[Quantization][AutoTVM] Performance degradation of Quantization + AutoTVM vs FP on x86

tico · August 7, 2019, 11:59am

Hi,

I am trying to quantize and tune some TF models on x86. However, the performance results are extremely poor compare with the non-quantize version. The numbers are as follows:

First model
TVM FP32: 35.05ms
TVM int8 quantization: 80.ms
TVM int8 quantization + AutoTVM: 46.87ms
Second model
TVM FP32: 72.85ms
TVM int8 quantization: 159.33ms
TVM int8 quantization + AutoTVM: 112.39ms

What is the reason for such a bad performance? What can be done to try to improve performance?

@vinx13 Any ideas?

vinx13 · August 7, 2019, 1:41pm

I would suggest comparing performance of conv2d layer by layer to see if we can improve current int8 conv2d implementation. We can also check if the fusion result (after FuseOps pass) is optimal.

tico · August 7, 2019, 3:52pm

Thanks for the suggestions. I will compare every conv2d performance with the TVM profiler.

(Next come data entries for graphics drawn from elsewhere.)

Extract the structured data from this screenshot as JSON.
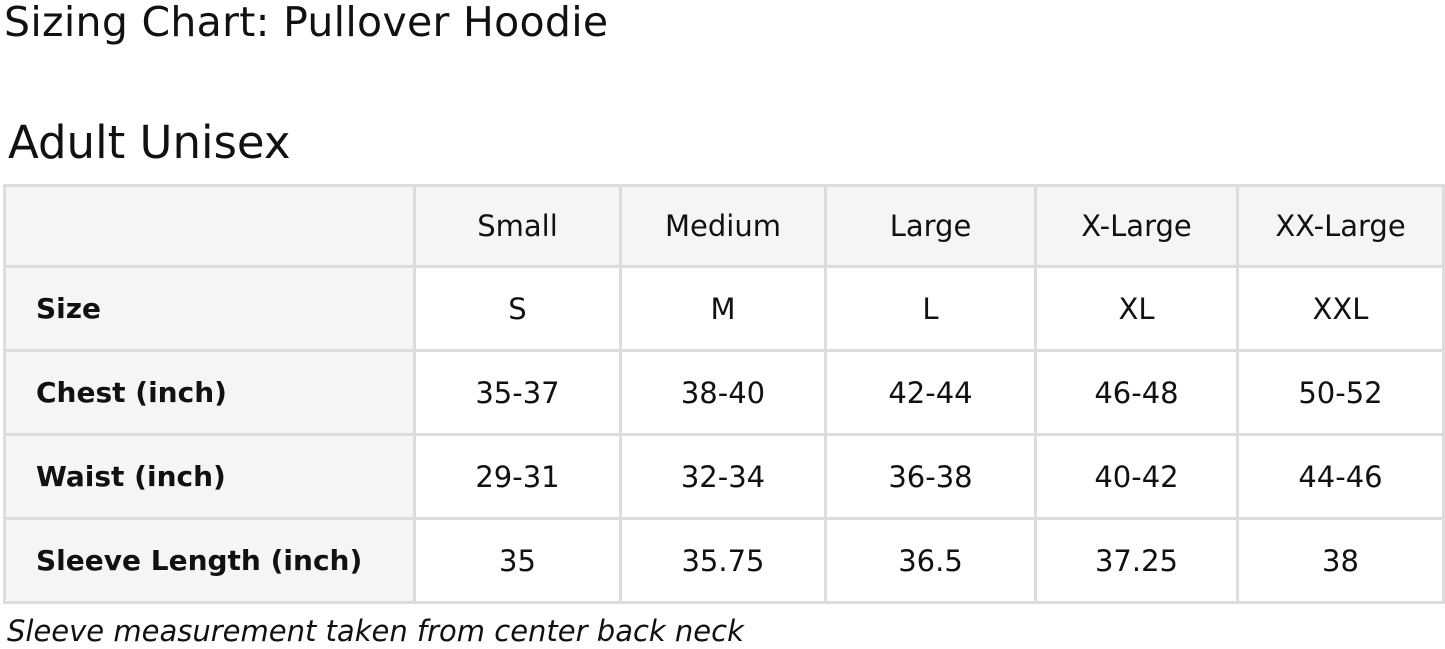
{
  "title": "Sizing Chart: Pullover Hoodie",
  "section": "Adult Unisex",
  "table": {
    "columns": [
      "",
      "Small",
      "Medium",
      "Large",
      "X-Large",
      "XX-Large"
    ],
    "rows": [
      {
        "label": "Size",
        "values": [
          "S",
          "M",
          "L",
          "XL",
          "XXL"
        ]
      },
      {
        "label": "Chest (inch)",
        "values": [
          "35-37",
          "38-40",
          "42-44",
          "46-48",
          "50-52"
        ]
      },
      {
        "label": "Waist (inch)",
        "values": [
          "29-31",
          "32-34",
          "36-38",
          "40-42",
          "44-46"
        ]
      },
      {
        "label": "Sleeve Length (inch)",
        "values": [
          "35",
          "35.75",
          "36.5",
          "37.25",
          "38"
        ]
      }
    ]
  },
  "note": "Sleeve measurement taken from center back neck"
}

Regarding the fusion result, how can we verify if it is optimal?

vinx13 · August 7, 2019, 4:17pm

you can check if there are anything fusible that are not fused

tico · August 8, 2019, 12:15pm

@vinx13

After checking the TVM profiler and compare with and without quantization it is clear that in the quantized version the fused convolutions are slower. Actually, are twice as slow as in FP.

Also I see that because of the data layout used, the added transposed operators are not quantized, which means that before and after every convolution there is the translation from INT fo FP. This of course adds a lot of overhead.

Do you have any suggestions or thoughts about this?

Thanks

vinx13 · August 8, 2019, 3:15pm

If you set all scales to be power-of-2, cast from int to fp can be avoided.

Re the performance degradation, @kevinthesun @janimesh might have idea?

tico · August 8, 2019, 3:25pm

You mean setting this parameter like this: global_scale=8.0,? Or what do you mean by scales?

vinx13 · August 8, 2019, 3:44pm

global_scale=8.0 or your custom scales in calibration

tico · August 8, 2019, 4:43pm

Ok and how go you set the custom scales during calibration?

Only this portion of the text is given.